Este episódio foi do pior jornalismo que se pode prestar ao país. Foi desinformador pelo excesso de enfoque e de emoção nos assaltados. E teve uma curiosa mudança de discurso. No início da guerra do Iraque, o discurso oficioso dominante do jornalismo televisivo português condenava a colocação de jornalistas nas colunas militares americanas (enxertados, "embedded"). Esse discurso do nosso jornalismo desprezava os colegas americanos. Mas agora deu uma volta de 180 graus. Sem nunca exprimir a semelhança com os americanos enxertados nas forças invasoras, o telediscurso hegemónico condenou abertamente, ou nas perguntas às autoridades, a não integração dos jornalistas nas forças militarizadas. Depois do assalto dos ali-babás, o telejornalismo adoptou o bem português discurso do coitadinho, ou dos "cry-babies", como referia M.R. de Carvalho no bem avisado texto que ontem escreveu para o PÚBLICO. Antes, só faltou à TV portuguesa gritar "abaixo os jornalistas enxertados!"; agora só faltou gritar "mas porque não nos enxertam?"

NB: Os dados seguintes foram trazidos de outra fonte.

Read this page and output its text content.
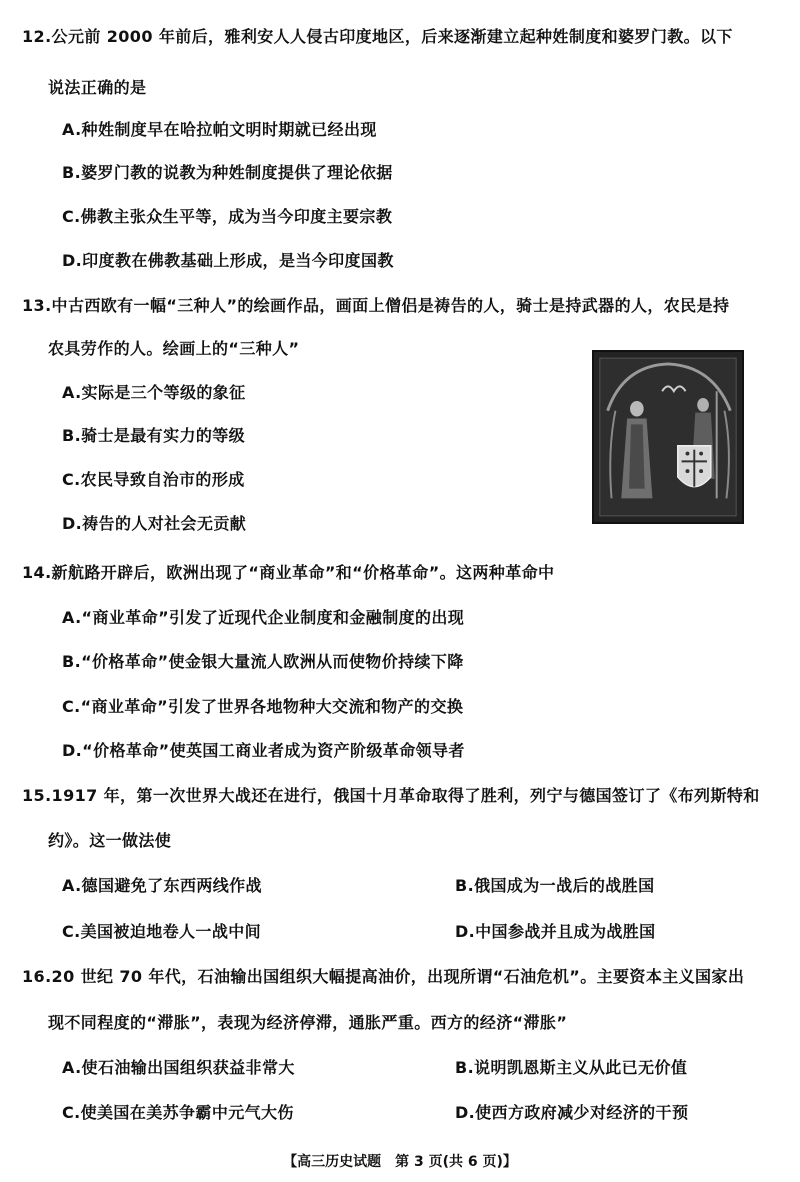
12.公元前 2000 年前后，雅利安人人侵古印度地区，后来逐渐建立起种姓制度和婆罗门教。以下
说法正确的是
A.种姓制度早在哈拉帕文明时期就已经出现
B.婆罗门教的说教为种姓制度提供了理论依据
C.佛教主张众生平等，成为当今印度主要宗教
D.印度教在佛教基础上形成，是当今印度国教
13.中古西欧有一幅“三种人”的绘画作品，画面上僧侣是祷告的人，骑士是持武器的人，农民是持
农具劳作的人。绘画上的“三种人”
A.实际是三个等级的象征
B.骑士是最有实力的等级
C.农民导致自治市的形成
D.祷告的人对社会无贡献
14.新航路开辟后，欧洲出现了“商业革命”和“价格革命”。这两种革命中
A.“商业革命”引发了近现代企业制度和金融制度的出现
B.“价格革命”使金银大量流人欧洲从而使物价持续下降
C.“商业革命”引发了世界各地物种大交流和物产的交换
D.“价格革命”使英国工商业者成为资产阶级革命领导者
15.1917 年，第一次世界大战还在进行，俄国十月革命取得了胜利，列宁与德国签订了《布列斯特和
约》。这一做法使
A.德国避免了东西两线作战	B.俄国成为一战后的战胜国
C.美国被迫地卷人一战中间	D.中国参战并且成为战胜国
16.20 世纪 70 年代，石油输出国组织大幅提高油价，出现所谓“石油危机”。主要资本主义国家出
现不同程度的“滞胀”，表现为经济停滞，通胀严重。西方的经济“滞胀”
A.使石油输出国组织获益非常大	B.说明凯恩斯主义从此已无价值
C.使美国在美苏争霸中元气大伤	D.使西方政府减少对经济的干预
【高三历史试题　第 3 页(共 6 页)】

Em 14 de Novembro, a SIC dedicou uns incríveis 3/4 do seu tempo noticioso ao caso do ataque (73,7%), e em três dias dedicou-lhe 164 dos 345 minutos de noticiários, isto é, metade (47,5%).

No mesmo fim-de-semana, o "serviço público" da RTP1 não constituiu alternativa: no sábado, depois de futebol, fez uma "Praça da Alegria Especial Estádio do Dragão", começando às 23h30 e até à uma. No dia seguinte, o Estádio do FCP ocupou mais de dez horas de emissão, incluindo 70% do Jornal da Tarde, mais de quatro horas de outro "Praça da Alegria Especial", quase três horas de directos sobre a inauguração e ainda mais duas horas com o jogo inaugural. Nunca uma terceiro-mundice dessas se tinha visto na RTP1 e nunca tal se viu em canal nenhum de serviço público de países democráticos e desenvolvidos. Anteontem, quando a Inglaterra obteve a sua histórica vitória de rugby na Austrália, a BBC, apesar de bastantes ligações em directo a Sydney e de ter resvalado para um patriotismo desajustado do seu antigo modelo informativo, manteve-se dentro dos limites da "civilização ocidental" que a RTP espezinha de cada vez que abre as goelas e os olhos para o futebol.